Il “Pensiero di un maestro di sci di oggi si intitola. “Il fumo negli occhi”.
Alla notizia della riapertura ai turisti degli impianti, la stampa nazionale e le TV si sono scatenate nello scrivere o dire che finalmente lo sci poteva ripartire nuovamente.
Il 18 gennaio non è e non sarà, come Sciaremag ha più volte ricordato, un “liberi tutti“. I motivi ormai li conosciamo e sono legati all’andamento dei contagi e alla classificazione delle Regioni: da gialle, arancioni o rosse.
Comunque, c’è di buono, che una data è stata fissata e il Ministro Speranza, scusate il banale gioco di parole, ci ha dato una… speranza. Auguriamoci sia così.
Anche se ho molti dubbi, visto che l’Istituto Superiore di Sanità e i tanti scienziati virologi invitano tutti noi a essere prudenti. Ricordandoci che il freddo è un “amico” propagatore del virus.
Molti colleghi maestri, e non sono gli unici a pensarla così. Ritengono che questo decreto firmato dal Ministro della Salute e richiesto dalle Regioni nella “Conferenza Stato Regioni” sia, come dire, “fumo negli occhi”.
Nella malaugurata ipotesi di non aprire il 18 gennaio, lo Stato dovrà ugualmente impegnarsi per far fronte a ristori. Che a oggi, se non in minima parte, non sono ancora arrivati.
Dunque, una situazione non certo allegra, da qualsiasi punto la si osservi.
Il CTS peraltro non si è ancora pronunciato su quelle che dovranno essere i protocolli da applicare in caso di aperture degli impianti agli sciatori turisti.
Se per i grandi comprensori le eventuali nuove linee guida volute dal Comitato saranno più facilmente applicabili, per le piccole stazioni non sarà così scontato, per i costi costretti ad accollarsi e con incassi a oggi pari a zero.
I conti in tasca non si fanno a nessuno, ci mancherebbe, ma tutte quelle località minori che durante queste feste non hanno lavorato, e per molte di loro la stagione finirà a marzo, è logico pensare che si troveranno in grande difficoltà (così come le grandi), nonostante l’eventuale possibilità di aprire.
Ecco che i ristori, contributi, come li si vuole chiamare, diventano per tutto il comparto sci di vitale (nel vero senso della parola) importanza per consentire di poter finalmente iniziare la stagione, immettendo nelle “casse vuote” liquidità per (ri)partire, garantendo così posti di lavoro, non solo per gli addetti agli impianti, ma per tutto l’indotto che ne consegue, maestri di sci inclusi.
Alcune stazioni, purtroppo, hanno già gettato la spugna, non apriranno più quest’inverno, altre invece stanno per portare i libri in tribunale: tutto ciò non è un bel segnale di ripresa.

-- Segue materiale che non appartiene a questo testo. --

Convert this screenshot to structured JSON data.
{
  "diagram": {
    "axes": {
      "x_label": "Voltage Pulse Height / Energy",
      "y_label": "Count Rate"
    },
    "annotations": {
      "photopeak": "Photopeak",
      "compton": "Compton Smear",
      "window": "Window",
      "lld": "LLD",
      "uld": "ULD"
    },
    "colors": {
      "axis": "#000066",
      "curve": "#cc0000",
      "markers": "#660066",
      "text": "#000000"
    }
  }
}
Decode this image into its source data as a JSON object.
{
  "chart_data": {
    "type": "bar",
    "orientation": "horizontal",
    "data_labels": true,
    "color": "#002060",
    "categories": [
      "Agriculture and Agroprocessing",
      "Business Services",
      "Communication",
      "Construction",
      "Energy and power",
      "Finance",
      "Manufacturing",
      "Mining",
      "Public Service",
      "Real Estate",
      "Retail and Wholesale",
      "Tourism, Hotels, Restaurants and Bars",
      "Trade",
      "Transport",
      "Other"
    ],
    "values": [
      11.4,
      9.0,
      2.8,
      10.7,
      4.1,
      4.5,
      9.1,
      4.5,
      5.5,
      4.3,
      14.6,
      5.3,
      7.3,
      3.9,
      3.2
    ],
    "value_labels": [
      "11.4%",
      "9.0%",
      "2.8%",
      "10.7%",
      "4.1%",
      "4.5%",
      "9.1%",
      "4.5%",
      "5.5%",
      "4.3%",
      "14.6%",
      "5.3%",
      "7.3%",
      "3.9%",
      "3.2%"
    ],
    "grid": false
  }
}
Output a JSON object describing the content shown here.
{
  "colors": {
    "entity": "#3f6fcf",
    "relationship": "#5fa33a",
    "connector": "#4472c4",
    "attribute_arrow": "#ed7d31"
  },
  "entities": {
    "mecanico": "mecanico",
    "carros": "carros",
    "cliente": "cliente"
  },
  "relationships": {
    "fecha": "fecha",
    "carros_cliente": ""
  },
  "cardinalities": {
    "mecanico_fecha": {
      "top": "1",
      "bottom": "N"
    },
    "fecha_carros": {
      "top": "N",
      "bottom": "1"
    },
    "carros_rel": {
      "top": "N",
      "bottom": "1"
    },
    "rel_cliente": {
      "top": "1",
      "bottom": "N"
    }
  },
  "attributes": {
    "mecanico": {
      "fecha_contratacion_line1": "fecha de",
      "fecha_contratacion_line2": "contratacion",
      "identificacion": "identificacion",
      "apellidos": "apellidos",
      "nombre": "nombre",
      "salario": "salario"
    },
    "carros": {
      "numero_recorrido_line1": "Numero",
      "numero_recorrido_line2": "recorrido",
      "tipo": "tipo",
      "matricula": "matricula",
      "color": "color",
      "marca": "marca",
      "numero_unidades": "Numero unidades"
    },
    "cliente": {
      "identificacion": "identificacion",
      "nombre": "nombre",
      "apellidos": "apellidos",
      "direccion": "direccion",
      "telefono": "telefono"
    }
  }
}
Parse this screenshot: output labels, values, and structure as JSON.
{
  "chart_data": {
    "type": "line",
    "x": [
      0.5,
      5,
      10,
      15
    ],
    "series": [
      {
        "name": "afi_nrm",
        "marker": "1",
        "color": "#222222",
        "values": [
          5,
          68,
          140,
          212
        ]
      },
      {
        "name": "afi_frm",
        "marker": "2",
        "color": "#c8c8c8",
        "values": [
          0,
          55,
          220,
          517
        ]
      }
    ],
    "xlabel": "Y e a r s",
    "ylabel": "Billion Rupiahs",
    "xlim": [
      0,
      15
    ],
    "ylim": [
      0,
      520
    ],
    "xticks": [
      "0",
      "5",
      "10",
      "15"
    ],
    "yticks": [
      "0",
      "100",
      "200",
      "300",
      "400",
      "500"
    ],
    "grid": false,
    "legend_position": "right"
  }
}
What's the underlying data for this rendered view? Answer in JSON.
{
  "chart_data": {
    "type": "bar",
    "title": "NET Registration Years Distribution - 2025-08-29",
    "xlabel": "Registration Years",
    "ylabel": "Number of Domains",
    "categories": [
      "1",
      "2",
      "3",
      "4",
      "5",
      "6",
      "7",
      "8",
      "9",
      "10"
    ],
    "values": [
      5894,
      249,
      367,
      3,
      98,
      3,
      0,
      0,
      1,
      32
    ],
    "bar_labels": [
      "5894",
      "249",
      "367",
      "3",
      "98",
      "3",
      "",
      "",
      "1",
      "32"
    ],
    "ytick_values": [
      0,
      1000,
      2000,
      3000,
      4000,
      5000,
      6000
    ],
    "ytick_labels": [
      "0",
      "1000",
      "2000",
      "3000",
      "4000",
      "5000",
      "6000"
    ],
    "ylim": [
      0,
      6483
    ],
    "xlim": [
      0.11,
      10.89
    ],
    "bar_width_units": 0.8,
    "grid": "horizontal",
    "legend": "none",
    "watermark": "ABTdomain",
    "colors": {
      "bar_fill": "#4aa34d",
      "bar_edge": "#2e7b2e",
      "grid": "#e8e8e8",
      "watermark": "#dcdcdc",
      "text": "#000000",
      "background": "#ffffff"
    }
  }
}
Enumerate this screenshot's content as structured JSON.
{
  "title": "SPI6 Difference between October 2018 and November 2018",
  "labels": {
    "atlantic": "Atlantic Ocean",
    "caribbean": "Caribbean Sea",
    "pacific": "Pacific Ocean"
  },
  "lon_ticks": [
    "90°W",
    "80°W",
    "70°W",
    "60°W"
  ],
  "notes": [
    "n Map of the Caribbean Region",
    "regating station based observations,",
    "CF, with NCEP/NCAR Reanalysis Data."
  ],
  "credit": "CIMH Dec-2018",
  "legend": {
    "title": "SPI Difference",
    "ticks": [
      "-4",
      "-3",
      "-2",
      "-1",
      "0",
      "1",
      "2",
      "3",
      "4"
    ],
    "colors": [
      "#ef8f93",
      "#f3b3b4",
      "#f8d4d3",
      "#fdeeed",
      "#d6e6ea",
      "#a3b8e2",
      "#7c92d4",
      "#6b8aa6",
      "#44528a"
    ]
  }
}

L’ipotetico numero chiuso, così da contingentare le presenze, di certo non favorirà questa situazione di crisi che si è abbattuta sulle nostre località di montagna.
La Svizzera, che ha sempre tenuto aperto i propri impianti, parla di un calo di fatturato per gli impianti di quasi il 30% rispetto alla scorsa stagione.
Tutti gli operatori (in primis gli impiantisti, correttamente d’accordo con il Governo nel garantire la massima sicurezza agli sciatori) si augurano che questo “numero chiuso” sia proporzionale alla portata oraria degli impianti, delle piste, dei posti letto della stazione e del fatturato complessivo della località nei precedenti anni senza lockdown.
Numero che dovrà rispondere a un minimo di fattibilità, sostenibilità, per evitare altre ulteriori perdite che porterebbero al collasso totale.
Vorrei concludere con un pensiero rivolto a quei giovanissimi, bambini, per usare la giusta parola, che si stanno allenando come “atleti di interesse nazionale”. Qualcuno ha sollevato dubbi circa questa concessione.
Sono felice che lo possano fare e bene ha fatto la FISI a permetterlo. Si aprono le scuole dell’obbligo il 7 gennaio e si dovrebbe vietare lo sci ai piccoli? Piuttosto facciamo in modo di ritornare insieme a loro sulla neve.
Walter Galli
P.S. Anef, Amsi e Collegio Nazionale maestri di sci si sono fatti sentire e hanno portato “a casa” una data, ottimo.
Anche perché è stato sicuramente un lavoro non facile. Specie quando si ha a che fare con un Governo che ha pensato “solo” al mare, dove quest’estate è stato permesso, qui sì, “il liberi tutti”. Uccidendo poi d’inverno la montagna.